Uranus smells like rotten eggs, and that is not a joke. A new study finds that the seventh planet from the sun has an upper atmosphere flush with hydrogen sulfide.
Hydrogen sulfide is a gas best known for its repulsive smell; the gas emanates from sewers and volcanoes on Earth, explaining why some hot springs, which are fed by geothermally heated water, smell like breakfast gone bad. Astronomers have now discovered that the gas is common in the cloud tops of Uranus.
That hydrogen sulfide composition is different than what is found in the upper atmospheres of Uranus' fellow giant planets Jupiter and Saturn, where ammonia dominates, said Leigh Fletcher, a study co-author and senior research fellow in planetary science at the University of Leicester in England.

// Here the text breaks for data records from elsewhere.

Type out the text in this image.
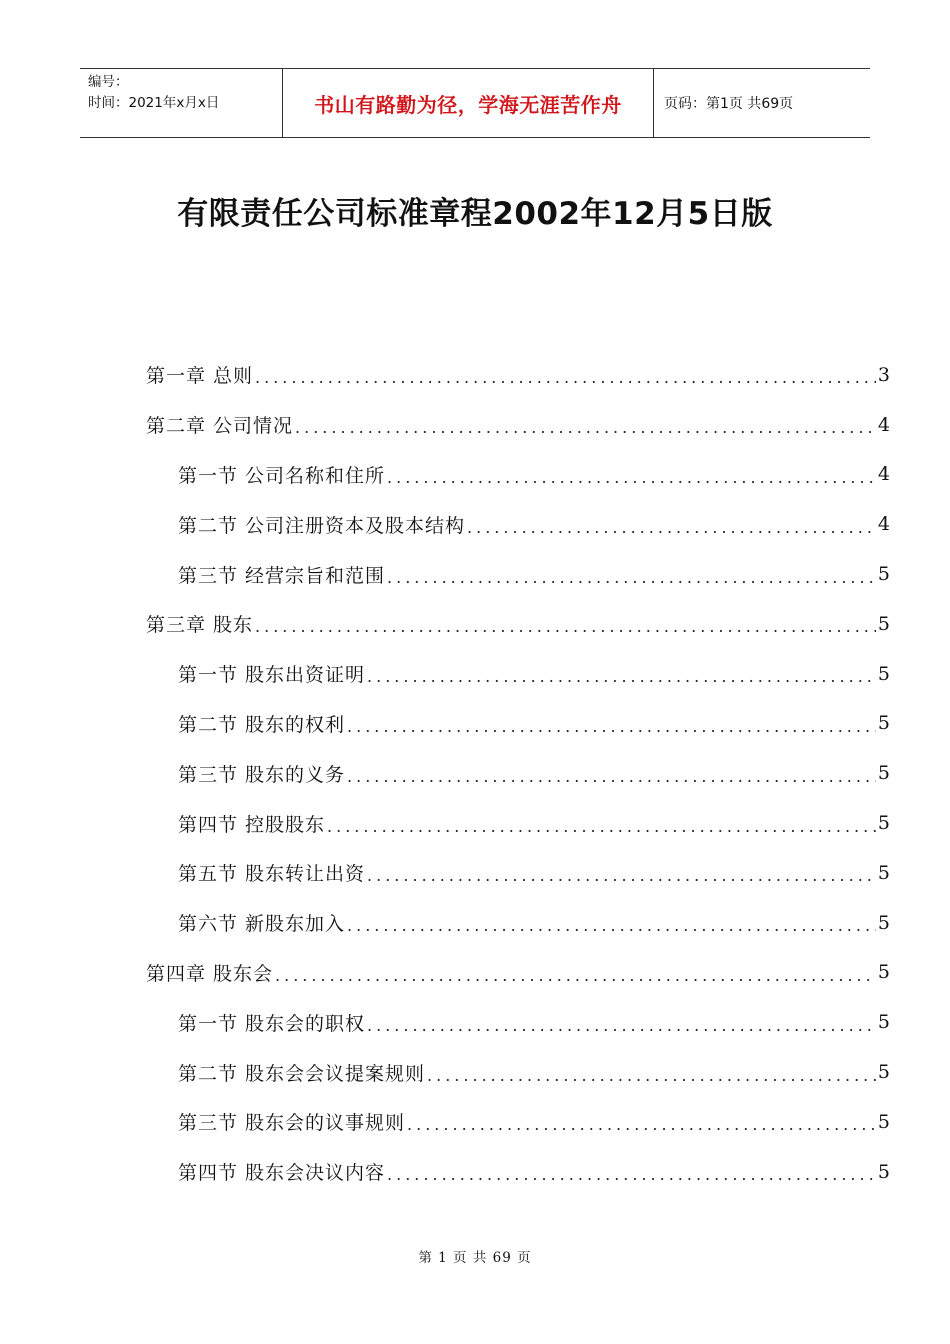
编号：
时间：2021年x月x日	书山有路勤为径，学海无涯苦作舟	页码：第1页 共69页
有限责任公司标准章程2002年12月5日版
第一章 总则 .....	3
第二章 公司情况 .....	4
第一节 公司名称和住所 .....	4
第二节 公司注册资本及股本结构 .....	4
第三节 经营宗旨和范围 .....	5
第三章 股东 .....	5
第一节 股东出资证明 .....	5
第二节 股东的权利 .....	5
第三节 股东的义务 .....	5
第四节 控股股东 .....	5
第五节 股东转让出资 .....	5
第六节 新股东加入 .....	5
第四章 股东会 .....	5
第一节 股东会的职权 .....	5
第二节 股东会会议提案规则 .....	5
第三节 股东会的议事规则 .....	5
第四节 股东会决议内容 .....	5
第 1 页 共 69 页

Ammonia is made of nitrogen bonded with hydrogen, while hydrogen sulfide is hydrogen bonded with sulfur. [7 Everyday Things That Happen Strangely in Space]
"During our solar system's formation, the balance between nitrogen and sulfur (and hence, ammonia and Uranus' newly detected hydrogen sulfide) was determined by the temperature and the location of the planet's formation," Fletcher said in a statement.
Thanks to that instrument's enormous sensitivity, researchers were able to detect very faint lines on the light spectrum indicating that hydrogen sulfide had absorbed some wavelengths from the sunlight, the scientists said.
"Only a tiny amount [of hydrogen sulfide] remains above the clouds as a saturated vapor," Fletcher said, and this made detection a challenge.
However, the clouds on Uranus definitely contain chemicals that a human could detect in person, the researchers said.
"If an unfortunate human were to ever descend through Uranus' clouds, they would be met with very unpleasant and odiferous conditions," study co-author Patrick Irwin, a professor of planetary physics at the University of Oxford, said in the statement. That is, they would if that person miraculously lived to take a whiff.
"Suffocation and exposure in the negative 200 degrees Celsius [minus 328 degrees Fahrenheit] atmosphere made of mostly hydrogen, helium and methane would take its toll long before the smell," Irwin added.